I'm anticipating arguments here, and I think this post would answer at least one of them. The other is technically about original sin, which I don't want to go into in this post, since this post is about explaining why I'm not an atheist, not why I'm a Catholic.

Another argument I often hear is that the world would just plain be better if we were all atheists. Well, it's been tried before. It ended up causing a lot of genocide (so much for religion being the most massive killer), and oh look - as it turns out, eventually those regimes either collapsed, or in the case of Cuba, became more tolerant of religion over time. China is pretty much the only one left. Was it because of communism? What about a democratic atheist society, where everyone just happened to eventually become atheist voluntarily?

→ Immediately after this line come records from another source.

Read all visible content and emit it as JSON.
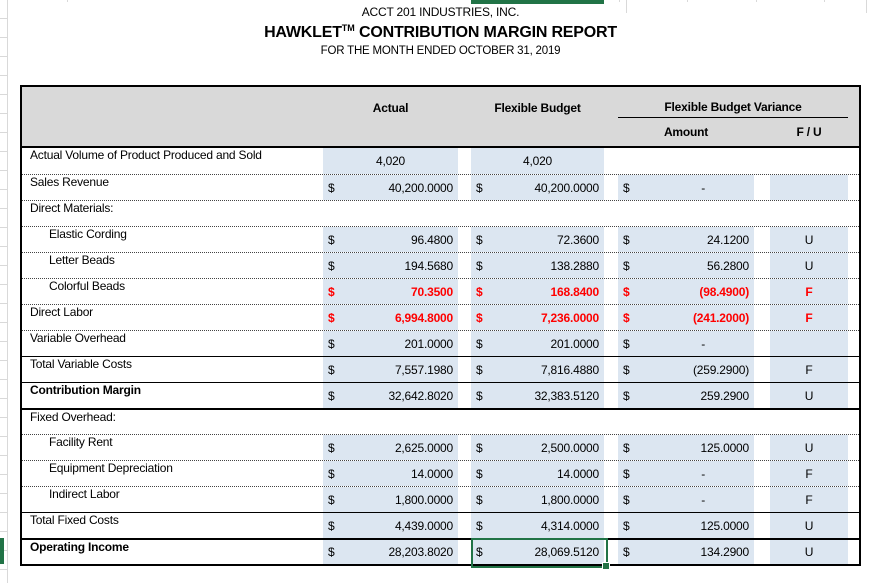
{
  "title_block": {
    "company": "ACCT 201 INDUSTRIES, INC.",
    "product": "HAWKLET",
    "trademark": "TM",
    "report_suffix": " CONTRIBUTION MARGIN REPORT",
    "period": "FOR THE MONTH ENDED OCTOBER 31, 2019"
  },
  "table_header": {
    "actual": "Actual",
    "flexible_budget": "Flexible Budget",
    "variance_group": "Flexible Budget Variance",
    "amount": "Amount",
    "f_u": "F / U"
  },
  "colors": {
    "header_fill": "#D9D9D9",
    "cell_fill": "#DCE6F1",
    "unfavorable_red": "#FF0000",
    "excel_selection_green": "#217346"
  },
  "selection": {
    "selected_row": "operating-income",
    "selected_column": "flexible-budget",
    "selected_value": "28,069.5120"
  },
  "rows": [
    {
      "name": "actual-volume",
      "label": "Actual Volume of Product Produced and Sold",
      "indent": false,
      "bold": false,
      "red": false,
      "border": "none",
      "actual": {
        "val": "4,020",
        "center": true
      },
      "flex": {
        "val": "4,020",
        "center": true
      },
      "amount": null,
      "fu": null,
      "shade": {
        "actual": true,
        "flex": true,
        "amount": false,
        "fu": false
      }
    },
    {
      "name": "sales-revenue",
      "label": "Sales Revenue",
      "indent": false,
      "bold": false,
      "red": false,
      "border": "dotted",
      "actual": {
        "cur": "$",
        "val": "40,200.0000"
      },
      "flex": {
        "cur": "$",
        "val": "40,200.0000"
      },
      "amount": {
        "cur": "$",
        "val": "-",
        "dash": true
      },
      "fu": "",
      "shade": {
        "actual": true,
        "flex": true,
        "amount": true,
        "fu": true
      }
    },
    {
      "name": "direct-materials-header",
      "label": "Direct Materials:",
      "indent": false,
      "bold": false,
      "red": false,
      "border": "dotted",
      "actual": null,
      "flex": null,
      "amount": null,
      "fu": null,
      "shade": {
        "actual": false,
        "flex": false,
        "amount": false,
        "fu": false
      }
    },
    {
      "name": "elastic-cording",
      "label": "Elastic Cording",
      "indent": true,
      "bold": false,
      "red": false,
      "border": "dotted",
      "actual": {
        "cur": "$",
        "val": "96.4800"
      },
      "flex": {
        "cur": "$",
        "val": "72.3600"
      },
      "amount": {
        "cur": "$",
        "val": "24.1200"
      },
      "fu": "U",
      "shade": {
        "actual": true,
        "flex": true,
        "amount": true,
        "fu": true
      }
    },
    {
      "name": "letter-beads",
      "label": "Letter Beads",
      "indent": true,
      "bold": false,
      "red": false,
      "border": "dotted",
      "actual": {
        "cur": "$",
        "val": "194.5680"
      },
      "flex": {
        "cur": "$",
        "val": "138.2880"
      },
      "amount": {
        "cur": "$",
        "val": "56.2800"
      },
      "fu": "U",
      "shade": {
        "actual": true,
        "flex": true,
        "amount": true,
        "fu": true
      }
    },
    {
      "name": "colorful-beads",
      "label": "Colorful Beads",
      "indent": true,
      "bold": false,
      "red": true,
      "border": "dotted",
      "actual": {
        "cur": "$",
        "val": "70.3500"
      },
      "flex": {
        "cur": "$",
        "val": "168.8400"
      },
      "amount": {
        "cur": "$",
        "val": "(98.4900)"
      },
      "fu": "F",
      "shade": {
        "actual": true,
        "flex": true,
        "amount": true,
        "fu": true
      }
    },
    {
      "name": "direct-labor",
      "label": "Direct Labor",
      "indent": false,
      "bold": false,
      "red": true,
      "border": "dotted",
      "actual": {
        "cur": "$",
        "val": "6,994.8000"
      },
      "flex": {
        "cur": "$",
        "val": "7,236.0000"
      },
      "amount": {
        "cur": "$",
        "val": "(241.2000)"
      },
      "fu": "F",
      "shade": {
        "actual": true,
        "flex": true,
        "amount": true,
        "fu": true
      }
    },
    {
      "name": "variable-overhead",
      "label": "Variable Overhead",
      "indent": false,
      "bold": false,
      "red": false,
      "border": "dotted",
      "actual": {
        "cur": "$",
        "val": "201.0000"
      },
      "flex": {
        "cur": "$",
        "val": "201.0000"
      },
      "amount": {
        "cur": "$",
        "val": "-",
        "dash": true
      },
      "fu": "",
      "shade": {
        "actual": true,
        "flex": true,
        "amount": true,
        "fu": true
      }
    },
    {
      "name": "total-variable-costs",
      "label": "Total Variable Costs",
      "indent": false,
      "bold": false,
      "red": false,
      "border": "solid",
      "actual": {
        "cur": "$",
        "val": "7,557.1980"
      },
      "flex": {
        "cur": "$",
        "val": "7,816.4880"
      },
      "amount": {
        "cur": "$",
        "val": "(259.2900)"
      },
      "fu": "F",
      "shade": {
        "actual": true,
        "flex": true,
        "amount": true,
        "fu": true
      }
    },
    {
      "name": "contribution-margin",
      "label": "Contribution Margin",
      "indent": false,
      "bold": true,
      "red": false,
      "border": "solid",
      "actual": {
        "cur": "$",
        "val": "32,642.8020"
      },
      "flex": {
        "cur": "$",
        "val": "32,383.5120"
      },
      "amount": {
        "cur": "$",
        "val": "259.2900"
      },
      "fu": "U",
      "shade": {
        "actual": true,
        "flex": true,
        "amount": true,
        "fu": true
      }
    },
    {
      "name": "fixed-overhead-header",
      "label": "Fixed Overhead:",
      "indent": false,
      "bold": false,
      "red": false,
      "border": "thick",
      "actual": null,
      "flex": null,
      "amount": null,
      "fu": null,
      "shade": {
        "actual": false,
        "flex": false,
        "amount": false,
        "fu": false
      }
    },
    {
      "name": "facility-rent",
      "label": "Facility Rent",
      "indent": true,
      "bold": false,
      "red": false,
      "border": "dotted",
      "actual": {
        "cur": "$",
        "val": "2,625.0000"
      },
      "flex": {
        "cur": "$",
        "val": "2,500.0000"
      },
      "amount": {
        "cur": "$",
        "val": "125.0000"
      },
      "fu": "U",
      "shade": {
        "actual": true,
        "flex": true,
        "amount": true,
        "fu": true
      }
    },
    {
      "name": "equipment-depreciation",
      "label": "Equipment Depreciation",
      "indent": true,
      "bold": false,
      "red": false,
      "border": "dotted",
      "actual": {
        "cur": "$",
        "val": "14.0000"
      },
      "flex": {
        "cur": "$",
        "val": "14.0000"
      },
      "amount": {
        "cur": "$",
        "val": "-",
        "dash": true
      },
      "fu": "F",
      "shade": {
        "actual": true,
        "flex": true,
        "amount": true,
        "fu": true
      }
    },
    {
      "name": "indirect-labor",
      "label": "Indirect Labor",
      "indent": true,
      "bold": false,
      "red": false,
      "border": "dotted",
      "actual": {
        "cur": "$",
        "val": "1,800.0000"
      },
      "flex": {
        "cur": "$",
        "val": "1,800.0000"
      },
      "amount": {
        "cur": "$",
        "val": "-",
        "dash": true
      },
      "fu": "F",
      "shade": {
        "actual": true,
        "flex": true,
        "amount": true,
        "fu": true
      }
    },
    {
      "name": "total-fixed-costs",
      "label": "Total Fixed Costs",
      "indent": false,
      "bold": false,
      "red": false,
      "border": "solid",
      "actual": {
        "cur": "$",
        "val": "4,439.0000"
      },
      "flex": {
        "cur": "$",
        "val": "4,314.0000"
      },
      "amount": {
        "cur": "$",
        "val": "125.0000"
      },
      "fu": "U",
      "shade": {
        "actual": true,
        "flex": true,
        "amount": true,
        "fu": true
      }
    },
    {
      "name": "operating-income",
      "label": "Operating Income",
      "indent": false,
      "bold": true,
      "red": false,
      "border": "thick",
      "actual": {
        "cur": "$",
        "val": "28,203.8020"
      },
      "flex": {
        "cur": "$",
        "val": "28,069.5120"
      },
      "amount": {
        "cur": "$",
        "val": "134.2900"
      },
      "fu": "U",
      "shade": {
        "actual": true,
        "flex": true,
        "amount": true,
        "fu": true
      }
    }
  ]
}
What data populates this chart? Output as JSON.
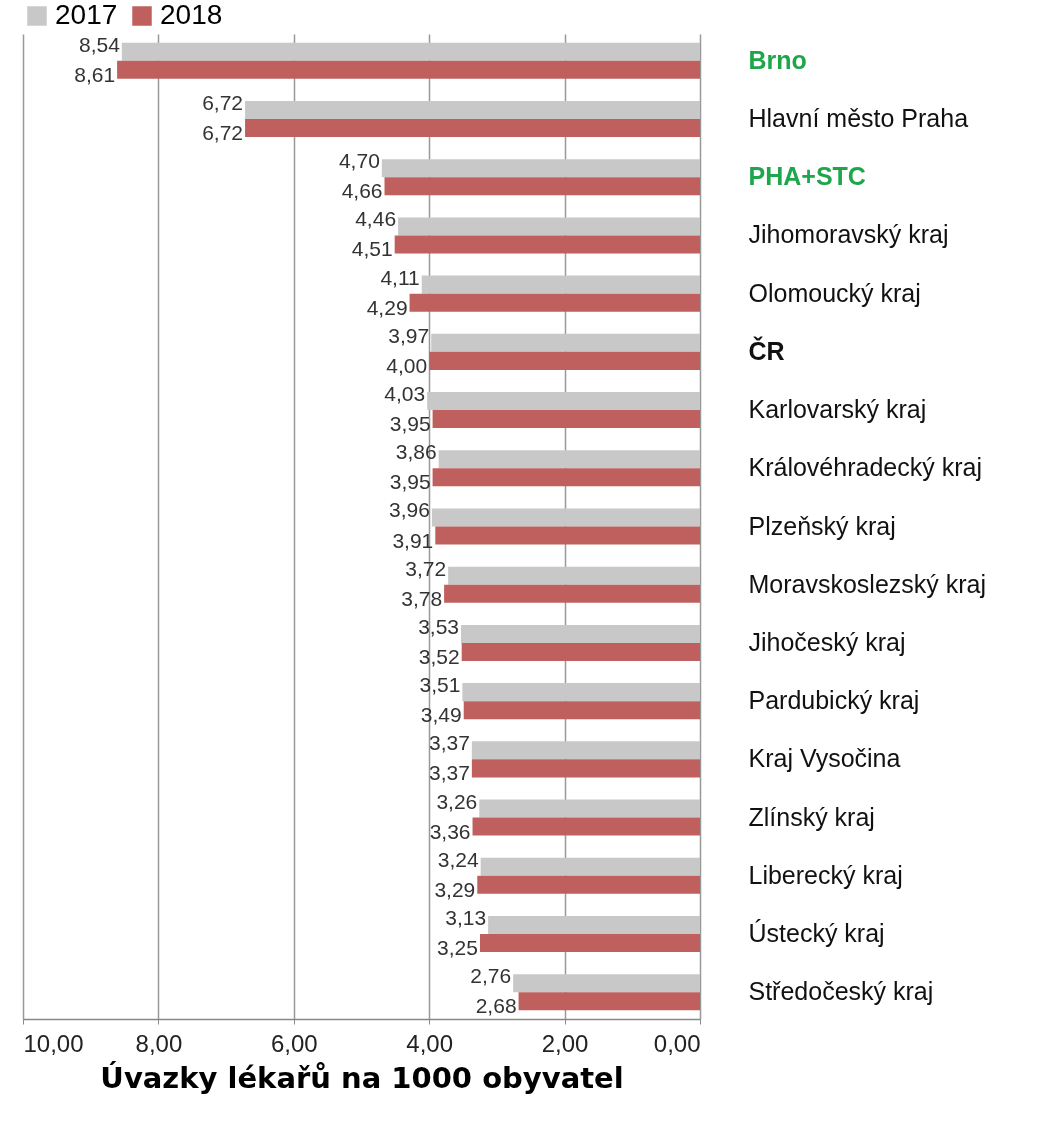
{
  "chart_data": {
    "type": "bar",
    "orientation": "horizontal",
    "xlabel": "Úvazky lékařů na 1000 obyvatel",
    "categories": [
      "Brno",
      "Hlavní město Praha",
      "PHA+STC",
      "Jihomoravský kraj",
      "Olomoucký kraj",
      "ČR",
      "Karlovarský kraj",
      "Královéhradecký kraj",
      "Plzeňský kraj",
      "Moravskoslezský kraj",
      "Jihočeský kraj",
      "Pardubický kraj",
      "Kraj Vysočina",
      "Zlínský kraj",
      "Liberecký kraj",
      "Ústecký kraj",
      "Středočeský kraj"
    ],
    "series": [
      {
        "name": "2017",
        "color": "#c8c8c8",
        "values": [
          8.54,
          6.72,
          4.7,
          4.46,
          4.11,
          3.97,
          4.03,
          3.86,
          3.96,
          3.72,
          3.53,
          3.51,
          3.37,
          3.26,
          3.24,
          3.13,
          2.76
        ],
        "value_labels": [
          "8,54",
          "6,72",
          "4,70",
          "4,46",
          "4,11",
          "3,97",
          "4,03",
          "3,86",
          "3,96",
          "3,72",
          "3,53",
          "3,51",
          "3,37",
          "3,26",
          "3,24",
          "3,13",
          "2,76"
        ]
      },
      {
        "name": "2018",
        "color": "#c0605e",
        "values": [
          8.61,
          6.72,
          4.66,
          4.51,
          4.29,
          4.0,
          3.95,
          3.95,
          3.91,
          3.78,
          3.52,
          3.49,
          3.37,
          3.36,
          3.29,
          3.25,
          2.68
        ],
        "value_labels": [
          "8,61",
          "6,72",
          "4,66",
          "4,51",
          "4,29",
          "4,00",
          "3,95",
          "3,95",
          "3,91",
          "3,78",
          "3,52",
          "3,49",
          "3,37",
          "3,36",
          "3,29",
          "3,25",
          "2,68"
        ]
      }
    ],
    "xlim": [
      10,
      0
    ],
    "xticks": [
      {
        "value": 10,
        "label": "10,00"
      },
      {
        "value": 8,
        "label": "8,00"
      },
      {
        "value": 6,
        "label": "6,00"
      },
      {
        "value": 4,
        "label": "4,00"
      },
      {
        "value": 2,
        "label": "2,00"
      },
      {
        "value": 0,
        "label": "0,00"
      }
    ],
    "grid": "x",
    "legend": "top"
  }
}
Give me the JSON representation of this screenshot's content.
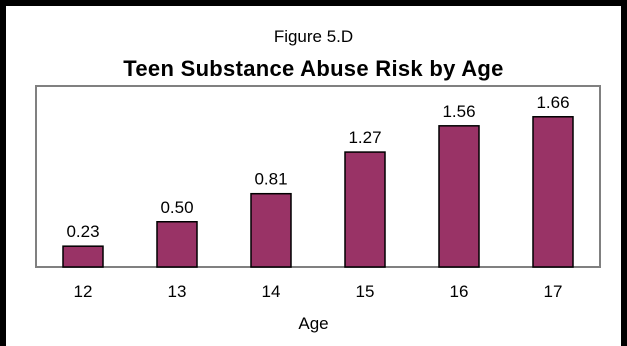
{
  "figure_label": "Figure 5.D",
  "chart_data": {
    "type": "bar",
    "title": "Teen Substance Abuse Risk by Age",
    "xlabel": "Age",
    "ylabel": "",
    "categories": [
      "12",
      "13",
      "14",
      "15",
      "16",
      "17"
    ],
    "values": [
      0.23,
      0.5,
      0.81,
      1.27,
      1.56,
      1.66
    ],
    "value_labels": [
      "0.23",
      "0.50",
      "0.81",
      "1.27",
      "1.56",
      "1.66"
    ],
    "ylim": [
      0,
      2
    ],
    "grid": false,
    "legend": "none",
    "bar_color": "#993366",
    "bar_edge_color": "#000000",
    "plot_border_color": "#808080"
  }
}
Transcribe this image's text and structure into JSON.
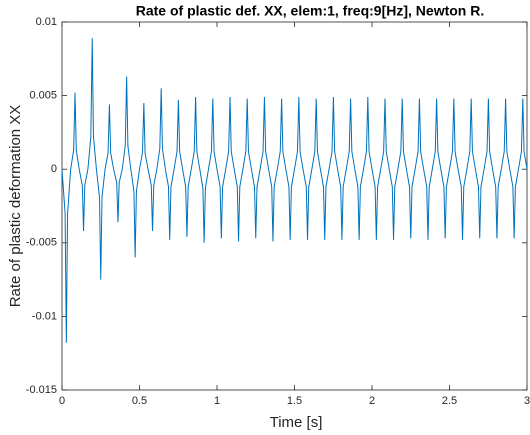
{
  "chart_data": {
    "type": "line",
    "title": "Rate of plastic def. XX, elem:1, freq:9[Hz], Newton R.",
    "x_label": "Time [s]",
    "y_label": "Rate of plastic deformation XX",
    "xlim": [
      0,
      3
    ],
    "ylim": [
      -0.015,
      0.01
    ],
    "xticks": [
      0,
      0.5,
      1,
      1.5,
      2,
      2.5,
      3
    ],
    "yticks": [
      -0.015,
      -0.01,
      -0.005,
      0,
      0.005,
      0.01
    ],
    "x": [
      0,
      0.02,
      0.028,
      0.036,
      0.056,
      0.075,
      0.084,
      0.092,
      0.111,
      0.131,
      0.139,
      0.147,
      0.167,
      0.186,
      0.195,
      0.203,
      0.222,
      0.242,
      0.25,
      0.258,
      0.278,
      0.297,
      0.306,
      0.314,
      0.333,
      0.353,
      0.361,
      0.369,
      0.389,
      0.408,
      0.417,
      0.425,
      0.444,
      0.464,
      0.472,
      0.48,
      0.5,
      0.519,
      0.528,
      0.536,
      0.555,
      0.576,
      0.584,
      0.592,
      0.612,
      0.631,
      0.64,
      0.648,
      0.667,
      0.687,
      0.695,
      0.703,
      0.723,
      0.742,
      0.751,
      0.759,
      0.778,
      0.798,
      0.806,
      0.814,
      0.834,
      0.853,
      0.862,
      0.87,
      0.889,
      0.909,
      0.917,
      0.925,
      0.945,
      0.964,
      0.973,
      0.981,
      1.0,
      1.02,
      1.028,
      1.036,
      1.056,
      1.075,
      1.084,
      1.092,
      1.111,
      1.131,
      1.139,
      1.147,
      1.167,
      1.186,
      1.195,
      1.203,
      1.222,
      1.242,
      1.25,
      1.258,
      1.278,
      1.297,
      1.306,
      1.314,
      1.333,
      1.353,
      1.361,
      1.369,
      1.389,
      1.408,
      1.417,
      1.425,
      1.444,
      1.464,
      1.472,
      1.48,
      1.5,
      1.519,
      1.528,
      1.536,
      1.555,
      1.576,
      1.584,
      1.592,
      1.612,
      1.631,
      1.64,
      1.648,
      1.667,
      1.687,
      1.695,
      1.703,
      1.723,
      1.742,
      1.751,
      1.759,
      1.778,
      1.798,
      1.806,
      1.814,
      1.834,
      1.853,
      1.862,
      1.87,
      1.889,
      1.909,
      1.917,
      1.925,
      1.945,
      1.964,
      1.973,
      1.981,
      2.0,
      2.02,
      2.028,
      2.036,
      2.056,
      2.075,
      2.084,
      2.092,
      2.111,
      2.131,
      2.139,
      2.147,
      2.167,
      2.186,
      2.195,
      2.203,
      2.222,
      2.242,
      2.25,
      2.258,
      2.278,
      2.297,
      2.306,
      2.314,
      2.333,
      2.353,
      2.361,
      2.369,
      2.389,
      2.408,
      2.417,
      2.425,
      2.444,
      2.464,
      2.472,
      2.48,
      2.5,
      2.519,
      2.528,
      2.536,
      2.555,
      2.576,
      2.584,
      2.592,
      2.612,
      2.631,
      2.64,
      2.648,
      2.667,
      2.687,
      2.695,
      2.703,
      2.723,
      2.742,
      2.751,
      2.759,
      2.778,
      2.798,
      2.806,
      2.814,
      2.834,
      2.853,
      2.862,
      2.87,
      2.889,
      2.909,
      2.917,
      2.925,
      2.945,
      2.964,
      2.973,
      2.981,
      3.0
    ],
    "series": [
      {
        "color": "#0072bd",
        "values": [
          0,
          -0.003,
          -0.0118,
          -0.003,
          0,
          0.0013,
          0.0052,
          0.0013,
          0,
          -0.0011,
          -0.0042,
          -0.0011,
          0,
          0.0022,
          0.0089,
          0.0022,
          0,
          -0.0019,
          -0.0075,
          -0.0019,
          0,
          0.0011,
          0.0044,
          0.0011,
          0,
          -0.0009,
          -0.0036,
          -0.0009,
          0,
          0.0016,
          0.0063,
          0.0016,
          0,
          -0.0015,
          -0.006,
          -0.0015,
          0,
          0.0011,
          0.0045,
          0.0011,
          0,
          -0.0011,
          -0.0042,
          -0.0011,
          0,
          0.0014,
          0.0055,
          0.0014,
          0,
          -0.0012,
          -0.0048,
          -0.0012,
          0,
          0.0012,
          0.0047,
          0.0012,
          0,
          -0.0012,
          -0.0046,
          -0.0012,
          0,
          0.0012,
          0.0049,
          0.0012,
          0,
          -0.0013,
          -0.005,
          -0.0013,
          0,
          0.0012,
          0.0048,
          0.0012,
          0,
          -0.0012,
          -0.0047,
          -0.0012,
          0,
          0.0012,
          0.0049,
          0.0012,
          0,
          -0.0012,
          -0.0049,
          -0.0012,
          0,
          0.0012,
          0.0048,
          0.0012,
          0,
          -0.0012,
          -0.0047,
          -0.0012,
          0,
          0.0012,
          0.0049,
          0.0012,
          0,
          -0.0012,
          -0.0049,
          -0.0012,
          0,
          0.0012,
          0.0048,
          0.0012,
          0,
          -0.0012,
          -0.0048,
          -0.0012,
          0,
          0.0012,
          0.0049,
          0.0012,
          0,
          -0.0012,
          -0.0048,
          -0.0012,
          0,
          0.0012,
          0.0048,
          0.0012,
          0,
          -0.0012,
          -0.0048,
          -0.0012,
          0,
          0.0012,
          0.0049,
          0.0012,
          0,
          -0.0012,
          -0.0048,
          -0.0012,
          0,
          0.0012,
          0.0048,
          0.0012,
          0,
          -0.0012,
          -0.0048,
          -0.0012,
          0,
          0.0012,
          0.0049,
          0.0012,
          0,
          -0.0012,
          -0.0048,
          -0.0012,
          0,
          0.0012,
          0.0048,
          0.0012,
          0,
          -0.0012,
          -0.0048,
          -0.0012,
          0,
          0.0012,
          0.0048,
          0.0012,
          0,
          -0.0012,
          -0.0047,
          -0.0012,
          0,
          0.0012,
          0.0048,
          0.0012,
          0,
          -0.0012,
          -0.0048,
          -0.0012,
          0,
          0.0012,
          0.0048,
          0.0012,
          0,
          -0.0012,
          -0.0047,
          -0.0012,
          0,
          0.0012,
          0.0048,
          0.0012,
          0,
          -0.0012,
          -0.0048,
          -0.0012,
          0,
          0.0012,
          0.0048,
          0.0012,
          0,
          -0.0012,
          -0.0047,
          -0.0012,
          0,
          0.0012,
          0.0048,
          0.0012,
          0,
          -0.0012,
          -0.0047,
          -0.0012,
          0,
          0.0012,
          0.0048,
          0.0012,
          0,
          -0.0012,
          -0.0047,
          -0.0012,
          0,
          0.0012,
          0.0048,
          0.0012,
          0
        ]
      }
    ],
    "grid": false
  }
}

I posit that this would not work either, and I'll show you why.

Atheists would be happy to know that I think their view of a completely secular society has already begun. The changes in our culture from 1960 on has flipped our world on its head. Many older folks tell me that you never had to worry about locking your doors or knowing who your kids hung out with - pretty much everyone had the same values. Today, that's obviously no longer the case. Atheism does not teach people to be good - it teaches people to follow the law. But people can get away with not following the law.

That's not to say that you can't be a good person and be atheist. However, studies show that typically if you're atheist you give about 2/3rds the amount of time and 1/5th the amount of money a religious person does. Let's just ignore that, though. Let's say that the secular society we've begun continues in the direction it's headed in. Let's just pretend that we agree rising divorce rates are OK, that falling birth rates and rising abortions in secular countries are no problem, and that crime rates have risen since 1960.

I see a world in which people generally don't want to have children. Oh, they want sex, but they contracept and don't try for kids because kids are a nuisance, not a blessing. The number of people who do want children don't want a lot, and never enough to replace the current population. Don't believe me? It's happening in Italy right now. Eventually, maybe we'll realize our population is falling dramatically and we should just pay people to have and raise children. Of course, I'm sure many people would enjoy such a job. But not everyone would be in it because they love children. Ask any foster kid if they'd rather have a parent that wanted them than a parent that was getting money to raise them, and of course the vast majority will say yes. What a loveless way to have children. Generations without love, and the continued falling population, rising crime...see where this is headed?

Even if I'm wrong on that point, science can still never explain how this all began. Sure, it has explanations for how it all works, but not for why. Why even have a universe, an existence, a mind that knows things? Why have a rational being? Why are we not all animals, would it not be a better world that way, instead of a world where we struggle not to destroy it? Why have the beautiful cosmos, glorious stars spread across the infinite?

Why have you and me, two beings who can tell they are human and yet distinct beings?

There was a dream that I dreamed, and that dream was for belief.